John F : Not that I see
miket : If the copper is good, then that suggests the problem is farther from me (if I'm understanding you correctly, and I don't really know squat about DSL)
John F : I think that an alternate modem (if you happen to have one handy) would be a great test to narrow down the possibilities
miket : OK. I do have one from a horrible Speakeasy experience
miket : I'll give that a try tonight when I get home
John F : Excellent. We want you to have no packet loss at all, so any progress on this is good!
miket : Great. Are you a regular here if I join the chatroom again later in the week?

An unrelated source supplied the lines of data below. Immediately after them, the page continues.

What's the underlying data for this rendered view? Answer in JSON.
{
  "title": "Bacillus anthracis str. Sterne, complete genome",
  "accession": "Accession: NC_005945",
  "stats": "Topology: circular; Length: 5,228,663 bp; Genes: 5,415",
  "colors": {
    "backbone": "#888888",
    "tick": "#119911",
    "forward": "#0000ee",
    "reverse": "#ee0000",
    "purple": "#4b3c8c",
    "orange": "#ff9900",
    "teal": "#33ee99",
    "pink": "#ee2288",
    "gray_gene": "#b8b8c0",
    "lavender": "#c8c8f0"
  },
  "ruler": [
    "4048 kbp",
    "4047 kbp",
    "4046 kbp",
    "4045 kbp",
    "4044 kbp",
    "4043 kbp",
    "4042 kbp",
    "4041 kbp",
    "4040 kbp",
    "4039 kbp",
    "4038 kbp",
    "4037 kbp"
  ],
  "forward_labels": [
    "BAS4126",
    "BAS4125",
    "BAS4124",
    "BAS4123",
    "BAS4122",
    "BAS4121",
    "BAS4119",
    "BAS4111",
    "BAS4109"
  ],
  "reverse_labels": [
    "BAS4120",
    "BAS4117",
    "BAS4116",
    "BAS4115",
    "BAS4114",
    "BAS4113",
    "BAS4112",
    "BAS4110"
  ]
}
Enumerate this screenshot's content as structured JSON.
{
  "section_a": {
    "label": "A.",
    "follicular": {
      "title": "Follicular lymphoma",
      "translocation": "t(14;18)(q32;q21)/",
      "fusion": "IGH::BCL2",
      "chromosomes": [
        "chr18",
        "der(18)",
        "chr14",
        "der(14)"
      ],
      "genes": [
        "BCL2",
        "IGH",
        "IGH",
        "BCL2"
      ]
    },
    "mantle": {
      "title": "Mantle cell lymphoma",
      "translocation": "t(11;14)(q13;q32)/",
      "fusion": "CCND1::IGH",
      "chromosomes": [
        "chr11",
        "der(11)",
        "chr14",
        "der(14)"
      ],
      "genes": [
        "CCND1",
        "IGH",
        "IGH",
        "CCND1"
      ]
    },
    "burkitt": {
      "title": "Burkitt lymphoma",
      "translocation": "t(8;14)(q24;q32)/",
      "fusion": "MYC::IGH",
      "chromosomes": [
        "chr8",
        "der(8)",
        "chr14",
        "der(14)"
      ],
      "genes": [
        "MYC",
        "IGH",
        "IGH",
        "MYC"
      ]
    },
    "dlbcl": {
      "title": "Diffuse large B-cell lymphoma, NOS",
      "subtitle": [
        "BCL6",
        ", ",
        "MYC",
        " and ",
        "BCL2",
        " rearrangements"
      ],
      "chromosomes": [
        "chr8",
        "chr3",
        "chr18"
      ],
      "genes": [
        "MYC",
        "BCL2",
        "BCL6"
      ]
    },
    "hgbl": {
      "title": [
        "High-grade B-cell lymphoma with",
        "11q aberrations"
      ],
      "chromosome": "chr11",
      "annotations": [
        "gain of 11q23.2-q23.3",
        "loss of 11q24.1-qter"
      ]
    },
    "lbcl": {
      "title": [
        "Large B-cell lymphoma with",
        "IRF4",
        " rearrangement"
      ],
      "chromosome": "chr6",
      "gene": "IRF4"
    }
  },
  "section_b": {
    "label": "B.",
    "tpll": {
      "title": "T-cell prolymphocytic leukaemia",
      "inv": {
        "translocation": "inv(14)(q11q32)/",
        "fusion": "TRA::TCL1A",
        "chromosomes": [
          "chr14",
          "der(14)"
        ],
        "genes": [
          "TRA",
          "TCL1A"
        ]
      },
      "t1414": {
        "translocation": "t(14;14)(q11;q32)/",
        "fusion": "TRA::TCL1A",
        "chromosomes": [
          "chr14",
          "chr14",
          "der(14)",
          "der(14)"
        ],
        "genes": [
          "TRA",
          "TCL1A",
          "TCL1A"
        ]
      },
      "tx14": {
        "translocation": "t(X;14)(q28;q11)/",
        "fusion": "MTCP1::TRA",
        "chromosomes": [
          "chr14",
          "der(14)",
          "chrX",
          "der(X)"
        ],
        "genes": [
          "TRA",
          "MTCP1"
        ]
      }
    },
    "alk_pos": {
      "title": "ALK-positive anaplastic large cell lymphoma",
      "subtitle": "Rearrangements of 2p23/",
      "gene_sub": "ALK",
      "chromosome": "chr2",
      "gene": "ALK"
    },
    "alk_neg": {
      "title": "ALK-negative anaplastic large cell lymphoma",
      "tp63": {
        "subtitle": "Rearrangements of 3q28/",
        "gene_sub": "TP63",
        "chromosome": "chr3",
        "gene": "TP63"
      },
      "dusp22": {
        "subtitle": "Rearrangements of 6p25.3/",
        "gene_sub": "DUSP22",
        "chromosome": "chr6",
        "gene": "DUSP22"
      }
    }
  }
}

John F : I should be on for the rest of the week. I'll leave notes in your "xxxx" account record so if you get somebody else they can pick up where I left off, though.To summarize: this is good. It's much better than 20 minutes on hold. Even though my internet connection is still spotty, I feel that my ISP listened to my problem, and that I'm closer to solving it.

Yikes, what world have I just been in? I'm quite good at languages, but I think I would have been more at home trying to figure out the Cyrillic alphabet than what you wrote. My estimation of your brilliance continues to grow, mi hijo. con carino, mom
Give John F a raise! And maybe make miket a 'sonic.net designated model customer'?